Path: euryale.cc.adfa.oz.au!newshost.carno.net.au!harbinger.cc.monash.edu.au!news.mira.net.au!news.vbc.net!vbcnet-west!samba.rahul.net!rahul.net!a2i!bug.rahul.net!rahul.net!a2i!ns2.mainstreet.net!news.pbi.net!news.mathworks.com!enews.sgi.com!chronicle.mti.sgi.com!news
From: Dror Maydan <maydan@mti.sgi.com>
Newsgroups: comp.unix.bsd.freebsd.misc,comp.arch,comp.benchmarks,comp.sys.super
Subject: Re: benchmarking discussion at Usenix?
Date: Wed, 15 Jan 1997 15:25:21 -0800
Organization: Silicon Graphics
Lines: 35
Distribution: inet
Message-ID: <32DD6761.167E@mti.sgi.com>
References: <5am7vo$gvk@fido.asd.sgi.com> <32D3EE7E.794B@nas.nasa.gov> <32D53CB1.41C6@mti.sgi.com> <32DAD735.59E2@nas.nasa.gov>
NNTP-Posting-Host: three.mti.sgi.com
Mime-Version: 1.0
Content-Type: text/plain; charset=us-ascii
Content-Transfer-Encoding: 7bit
X-Mailer: Mozilla 2.0S (X11; I; IRIX 6.2 IP20)
Xref: euryale.cc.adfa.oz.au comp.unix.bsd.freebsd.misc:33823 comp.arch:62300 comp.benchmarks:18753 comp.sys.super:6841

Hugh LaMaster wrote:
> 
> Dror Maydan wrote:
> 
> > One more interesting category is the latency accessing objects bigger
> > than 4 bytes.  On many cache based machines accessing everything in a
> > cache line is just as fast as accessing one element.  I've never seen
> > measurements, but my guess is that many data elements in compilers are
> > bigger than 4 bytes; i.e., spatial locality works for compilers.
> 
> Well, optimum cache line sizes have been studied extensively.
> I'm sure there must be tables in H&P et al. showing hit rate
> as a function of line size and total cache size.  For reasonably
> large caches, I think the optimum used to be near 16 Bytes for
> 32-bit byte-addressed machines.  I don't know that I have seen more
> recent tables for 64-bit code on, say, Alpha, but my guess is that
> 32 bytes is probably superior to 16 bytes given the larger address
> sizes, not to mention alignment considerations.  Just a guess.
> Also, we often (but not always) have two levels of cache now,
> and sometimes three, and the optimum isn't necessarily the
> same on all three.  Numbers, anyone?

My point was that different machines do have different line sizes, and
the differences are quite large.  On the SGI R10000, the secondary line
size is 128 Bytes.
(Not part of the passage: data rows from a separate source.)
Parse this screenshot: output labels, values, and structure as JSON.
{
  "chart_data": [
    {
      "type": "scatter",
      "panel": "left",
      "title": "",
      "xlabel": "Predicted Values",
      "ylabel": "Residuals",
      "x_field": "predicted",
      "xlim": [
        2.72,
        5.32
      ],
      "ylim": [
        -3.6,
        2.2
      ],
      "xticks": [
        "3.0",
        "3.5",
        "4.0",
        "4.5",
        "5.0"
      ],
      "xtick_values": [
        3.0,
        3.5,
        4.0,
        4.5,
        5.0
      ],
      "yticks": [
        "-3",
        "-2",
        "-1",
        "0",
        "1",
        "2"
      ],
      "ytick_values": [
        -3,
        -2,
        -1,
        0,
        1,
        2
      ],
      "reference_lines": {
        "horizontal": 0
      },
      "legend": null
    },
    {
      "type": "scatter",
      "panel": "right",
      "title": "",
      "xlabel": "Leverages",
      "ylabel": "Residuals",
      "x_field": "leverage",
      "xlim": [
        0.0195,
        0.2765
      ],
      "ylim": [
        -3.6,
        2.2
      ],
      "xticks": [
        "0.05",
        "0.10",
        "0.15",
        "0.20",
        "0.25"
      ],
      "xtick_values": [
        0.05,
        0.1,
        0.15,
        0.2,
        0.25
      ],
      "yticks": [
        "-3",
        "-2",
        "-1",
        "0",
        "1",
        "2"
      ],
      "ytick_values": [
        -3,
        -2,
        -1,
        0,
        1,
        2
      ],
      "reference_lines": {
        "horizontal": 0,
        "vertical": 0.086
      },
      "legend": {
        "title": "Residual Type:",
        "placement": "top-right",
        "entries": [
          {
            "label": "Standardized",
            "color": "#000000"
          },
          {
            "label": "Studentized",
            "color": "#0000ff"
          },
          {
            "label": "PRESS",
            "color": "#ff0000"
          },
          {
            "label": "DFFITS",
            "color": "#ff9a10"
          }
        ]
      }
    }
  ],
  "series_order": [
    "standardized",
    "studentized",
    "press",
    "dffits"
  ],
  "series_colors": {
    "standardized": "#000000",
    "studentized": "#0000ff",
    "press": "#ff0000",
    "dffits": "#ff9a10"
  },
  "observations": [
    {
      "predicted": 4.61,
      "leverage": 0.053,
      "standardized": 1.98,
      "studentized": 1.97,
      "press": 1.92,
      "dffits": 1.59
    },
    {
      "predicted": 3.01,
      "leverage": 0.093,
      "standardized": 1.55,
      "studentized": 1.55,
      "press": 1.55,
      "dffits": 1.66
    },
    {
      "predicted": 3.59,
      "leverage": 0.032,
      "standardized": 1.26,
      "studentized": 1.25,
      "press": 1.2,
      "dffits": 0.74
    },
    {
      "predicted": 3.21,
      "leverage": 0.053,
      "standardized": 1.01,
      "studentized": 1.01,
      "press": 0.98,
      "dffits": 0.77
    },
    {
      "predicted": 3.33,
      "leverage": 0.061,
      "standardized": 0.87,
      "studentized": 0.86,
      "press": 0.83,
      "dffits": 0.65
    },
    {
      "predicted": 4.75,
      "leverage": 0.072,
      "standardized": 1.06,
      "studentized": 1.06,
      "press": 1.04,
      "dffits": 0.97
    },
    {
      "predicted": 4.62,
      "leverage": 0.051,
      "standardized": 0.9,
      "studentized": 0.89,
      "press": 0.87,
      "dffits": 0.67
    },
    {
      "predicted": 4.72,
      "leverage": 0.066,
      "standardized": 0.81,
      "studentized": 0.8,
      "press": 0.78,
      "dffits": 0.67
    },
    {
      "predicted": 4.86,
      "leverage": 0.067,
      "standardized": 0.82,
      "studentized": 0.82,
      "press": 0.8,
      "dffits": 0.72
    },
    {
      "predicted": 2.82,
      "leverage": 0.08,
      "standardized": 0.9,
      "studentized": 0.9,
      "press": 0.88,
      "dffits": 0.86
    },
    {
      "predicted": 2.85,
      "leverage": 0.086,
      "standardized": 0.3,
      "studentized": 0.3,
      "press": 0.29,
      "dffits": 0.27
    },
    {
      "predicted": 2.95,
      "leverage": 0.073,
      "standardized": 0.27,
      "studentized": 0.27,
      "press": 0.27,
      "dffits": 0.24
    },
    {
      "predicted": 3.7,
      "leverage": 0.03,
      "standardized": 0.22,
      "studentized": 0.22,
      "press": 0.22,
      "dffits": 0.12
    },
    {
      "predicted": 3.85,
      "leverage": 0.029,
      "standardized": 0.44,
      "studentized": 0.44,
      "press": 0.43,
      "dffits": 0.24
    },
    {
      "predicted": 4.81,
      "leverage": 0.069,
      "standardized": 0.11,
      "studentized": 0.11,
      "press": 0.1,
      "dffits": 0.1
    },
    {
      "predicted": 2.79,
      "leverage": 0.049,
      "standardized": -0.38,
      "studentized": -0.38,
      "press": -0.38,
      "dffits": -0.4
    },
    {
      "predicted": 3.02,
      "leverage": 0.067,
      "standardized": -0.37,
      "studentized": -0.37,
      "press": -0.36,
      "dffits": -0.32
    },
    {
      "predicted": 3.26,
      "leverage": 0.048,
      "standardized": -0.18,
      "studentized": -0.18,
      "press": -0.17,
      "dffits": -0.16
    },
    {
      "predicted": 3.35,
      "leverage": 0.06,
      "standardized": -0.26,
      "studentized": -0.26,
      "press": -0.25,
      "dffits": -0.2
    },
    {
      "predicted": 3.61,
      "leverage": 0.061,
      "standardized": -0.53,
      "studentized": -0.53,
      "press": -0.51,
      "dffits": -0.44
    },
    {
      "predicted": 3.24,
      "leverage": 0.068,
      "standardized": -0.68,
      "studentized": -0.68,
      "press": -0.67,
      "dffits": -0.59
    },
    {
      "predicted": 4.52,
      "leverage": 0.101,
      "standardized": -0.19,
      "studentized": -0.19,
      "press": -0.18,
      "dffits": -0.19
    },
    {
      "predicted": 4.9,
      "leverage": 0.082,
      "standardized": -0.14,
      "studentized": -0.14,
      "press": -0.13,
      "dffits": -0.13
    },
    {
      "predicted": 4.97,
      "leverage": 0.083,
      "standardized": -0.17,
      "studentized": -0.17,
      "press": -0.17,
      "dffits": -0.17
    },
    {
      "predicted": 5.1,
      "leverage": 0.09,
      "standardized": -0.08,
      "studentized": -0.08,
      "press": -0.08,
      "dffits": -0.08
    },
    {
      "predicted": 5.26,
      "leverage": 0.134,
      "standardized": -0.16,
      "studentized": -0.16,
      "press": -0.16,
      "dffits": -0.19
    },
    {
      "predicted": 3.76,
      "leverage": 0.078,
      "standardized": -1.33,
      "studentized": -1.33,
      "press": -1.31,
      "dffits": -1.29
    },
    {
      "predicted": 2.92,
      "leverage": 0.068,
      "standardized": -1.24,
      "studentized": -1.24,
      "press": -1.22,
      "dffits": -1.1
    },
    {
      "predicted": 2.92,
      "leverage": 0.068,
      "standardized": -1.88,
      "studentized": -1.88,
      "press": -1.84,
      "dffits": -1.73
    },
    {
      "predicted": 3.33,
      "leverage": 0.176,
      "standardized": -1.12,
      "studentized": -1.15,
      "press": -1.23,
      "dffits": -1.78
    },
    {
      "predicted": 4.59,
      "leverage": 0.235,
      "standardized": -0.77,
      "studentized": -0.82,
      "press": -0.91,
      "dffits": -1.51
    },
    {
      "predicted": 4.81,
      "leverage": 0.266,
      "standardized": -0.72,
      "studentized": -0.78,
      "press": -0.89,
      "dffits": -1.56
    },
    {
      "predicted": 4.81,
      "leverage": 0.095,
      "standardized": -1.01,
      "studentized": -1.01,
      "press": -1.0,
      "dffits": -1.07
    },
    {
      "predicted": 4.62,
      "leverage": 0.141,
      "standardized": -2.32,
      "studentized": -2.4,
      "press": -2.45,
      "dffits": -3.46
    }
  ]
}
On some IBM Power 2's, the line size is 256 Bytes.
I'm pretty sure that some other vendors use 32 Byte line sizes.
Why different vendors use different line sizes is probably related to
both system issues and to which types of applications they try to
optimize.  But, it is irrelevant to the benchmarking issue.  The issue
is that lmbench measures the latency for fetching a single pointer.  On
such a benchmark a large-line machine will look relatively worse
compared to the competition than if instead one used a benchmark that
measured the latency of fetching a cache line.
Now which benchmark is "better".  I think both are interesting.  Which
is more relevant to a typical integer application?  I don't know.